San Francisco CA: Ya Gotta Experience Lombard Street Print

Guest Senior Venturer YLH, Chicago IL: The one thought I always have when visiting that one crazy block of Lombard Street is: the people who live in these houses must be really tired of seeing hordes of climbing tourists. Worse, lines of creeping sightseeing cars jamming their street every hour of every day and night.

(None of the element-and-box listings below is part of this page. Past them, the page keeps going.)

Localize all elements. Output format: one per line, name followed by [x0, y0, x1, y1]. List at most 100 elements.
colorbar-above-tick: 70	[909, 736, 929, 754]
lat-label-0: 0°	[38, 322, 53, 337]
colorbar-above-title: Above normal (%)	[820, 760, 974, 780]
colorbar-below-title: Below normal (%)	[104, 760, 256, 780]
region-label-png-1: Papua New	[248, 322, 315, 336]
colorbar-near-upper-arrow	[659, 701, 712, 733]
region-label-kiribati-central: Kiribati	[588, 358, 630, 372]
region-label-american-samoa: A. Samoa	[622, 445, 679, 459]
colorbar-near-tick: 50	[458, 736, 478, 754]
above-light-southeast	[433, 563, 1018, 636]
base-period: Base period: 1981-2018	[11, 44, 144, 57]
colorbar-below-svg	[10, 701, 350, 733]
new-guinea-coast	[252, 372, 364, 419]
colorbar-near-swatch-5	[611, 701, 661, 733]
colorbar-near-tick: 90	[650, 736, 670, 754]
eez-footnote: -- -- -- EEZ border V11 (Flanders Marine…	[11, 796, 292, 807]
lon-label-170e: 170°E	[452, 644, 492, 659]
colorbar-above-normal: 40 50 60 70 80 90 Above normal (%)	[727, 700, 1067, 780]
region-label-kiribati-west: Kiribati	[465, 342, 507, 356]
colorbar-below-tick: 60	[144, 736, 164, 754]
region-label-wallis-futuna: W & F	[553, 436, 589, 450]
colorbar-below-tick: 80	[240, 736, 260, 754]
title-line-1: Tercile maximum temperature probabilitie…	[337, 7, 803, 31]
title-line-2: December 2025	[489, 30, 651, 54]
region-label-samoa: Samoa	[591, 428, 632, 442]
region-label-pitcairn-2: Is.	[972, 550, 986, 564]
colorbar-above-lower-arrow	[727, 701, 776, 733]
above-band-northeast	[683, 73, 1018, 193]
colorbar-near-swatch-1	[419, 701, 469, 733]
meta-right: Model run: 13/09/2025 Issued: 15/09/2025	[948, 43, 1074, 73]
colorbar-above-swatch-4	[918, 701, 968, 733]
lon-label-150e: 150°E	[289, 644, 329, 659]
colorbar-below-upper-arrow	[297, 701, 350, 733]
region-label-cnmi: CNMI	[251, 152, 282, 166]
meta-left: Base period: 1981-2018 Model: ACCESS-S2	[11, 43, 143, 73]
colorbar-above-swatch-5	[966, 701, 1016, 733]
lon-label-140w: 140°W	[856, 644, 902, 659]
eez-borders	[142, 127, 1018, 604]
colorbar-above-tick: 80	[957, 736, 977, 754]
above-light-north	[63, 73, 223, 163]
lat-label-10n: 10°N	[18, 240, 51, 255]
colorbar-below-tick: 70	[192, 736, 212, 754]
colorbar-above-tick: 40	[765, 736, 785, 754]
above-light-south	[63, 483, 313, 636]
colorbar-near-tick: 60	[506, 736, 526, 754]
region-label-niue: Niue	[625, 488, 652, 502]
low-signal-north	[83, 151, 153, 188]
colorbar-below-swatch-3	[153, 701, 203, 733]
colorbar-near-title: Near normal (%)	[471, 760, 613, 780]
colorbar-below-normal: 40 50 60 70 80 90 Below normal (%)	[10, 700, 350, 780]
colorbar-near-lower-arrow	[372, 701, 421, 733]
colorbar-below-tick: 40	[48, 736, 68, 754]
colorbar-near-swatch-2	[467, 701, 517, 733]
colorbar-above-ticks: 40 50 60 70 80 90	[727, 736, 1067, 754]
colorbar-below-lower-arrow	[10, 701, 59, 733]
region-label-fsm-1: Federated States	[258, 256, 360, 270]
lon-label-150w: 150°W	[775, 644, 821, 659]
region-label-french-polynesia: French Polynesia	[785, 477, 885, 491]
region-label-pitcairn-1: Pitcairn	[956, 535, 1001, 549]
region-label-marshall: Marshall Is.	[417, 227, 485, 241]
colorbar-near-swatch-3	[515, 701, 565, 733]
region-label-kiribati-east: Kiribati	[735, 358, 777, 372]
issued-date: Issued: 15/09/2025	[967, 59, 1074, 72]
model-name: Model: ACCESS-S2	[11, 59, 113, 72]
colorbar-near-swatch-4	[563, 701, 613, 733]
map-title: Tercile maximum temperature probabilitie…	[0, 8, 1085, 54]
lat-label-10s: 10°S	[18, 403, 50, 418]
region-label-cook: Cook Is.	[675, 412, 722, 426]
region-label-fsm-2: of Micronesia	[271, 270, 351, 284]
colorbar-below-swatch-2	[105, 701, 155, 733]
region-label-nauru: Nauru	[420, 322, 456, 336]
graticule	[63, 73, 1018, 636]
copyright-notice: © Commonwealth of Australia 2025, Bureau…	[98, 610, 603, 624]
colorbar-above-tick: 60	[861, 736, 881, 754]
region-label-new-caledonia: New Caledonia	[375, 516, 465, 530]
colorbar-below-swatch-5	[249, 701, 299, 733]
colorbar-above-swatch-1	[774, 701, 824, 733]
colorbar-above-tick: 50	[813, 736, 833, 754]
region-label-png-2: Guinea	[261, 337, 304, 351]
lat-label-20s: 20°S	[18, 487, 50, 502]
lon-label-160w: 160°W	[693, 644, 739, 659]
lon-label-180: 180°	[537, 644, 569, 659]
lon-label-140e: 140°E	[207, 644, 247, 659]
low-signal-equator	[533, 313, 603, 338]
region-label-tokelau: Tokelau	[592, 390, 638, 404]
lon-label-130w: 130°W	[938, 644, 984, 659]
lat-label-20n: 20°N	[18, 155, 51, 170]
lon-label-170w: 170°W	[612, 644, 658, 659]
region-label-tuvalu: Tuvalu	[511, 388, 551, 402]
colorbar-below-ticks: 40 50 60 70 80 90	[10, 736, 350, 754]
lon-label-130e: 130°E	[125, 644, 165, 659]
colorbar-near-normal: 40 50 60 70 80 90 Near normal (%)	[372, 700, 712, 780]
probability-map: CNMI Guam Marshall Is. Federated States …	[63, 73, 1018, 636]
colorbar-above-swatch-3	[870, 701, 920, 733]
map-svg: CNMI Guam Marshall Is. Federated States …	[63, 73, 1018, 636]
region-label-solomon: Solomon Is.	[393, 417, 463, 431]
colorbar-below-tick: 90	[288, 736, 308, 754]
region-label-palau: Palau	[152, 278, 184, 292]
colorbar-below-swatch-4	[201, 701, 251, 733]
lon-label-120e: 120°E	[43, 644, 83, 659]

Actually the city's Lombard Street is not confined to this one block, but the famous spot is a one-way meander between Hyde and Leavenworth Streets. It features eight very sharp zigzags, and boasts "the crookedest street in the world". Of course, any Washington DC street where politicians roam is certainly much more crooked in theory, if not actuality. The crooked quarter-mile block was developed about 90 years ago when a builder first erected houses on that craggy Lombard steep hillside. His idea was to stagger the street because it was on an almost 30 degree grade.

At the time almost impossible for rickety, top-heavy 1920s cars to drive up, it became a one-way, bright-red brick and cobblestone-paved street, and driving downward became the only direction. Even today, it can be hazardous for cars to descend, and signs all over the street warn drivers to stay within the five-mile-an-hour limit or they could be ticketed or cause accidents.

Of course, pedestrians can walk it either way, and it takes a hardy climber to make it from bottom to top. We were there about a year ago, standing at the little garden plot at the bottom, snapping and selfing away along with all the other tourists.

Then, a troop of Boy Scouts arrived. After a pep talk from their leader, with flag unfurled, they began a quick ascent. We seniors decided to follow them, but made it only about half way. However, the boys carried their flag to the top and stood triumphant like the Marines on Iwo Jima.

Just as a matter of curiosity, I checked prices of the homes when they were first offered in the 1920s. For the large, two-story structures, the price was between $11,000 and $15,000, a fairly high figure for that time, when the average American home cost $5,000. For-sale ads today list them from $2 million and up.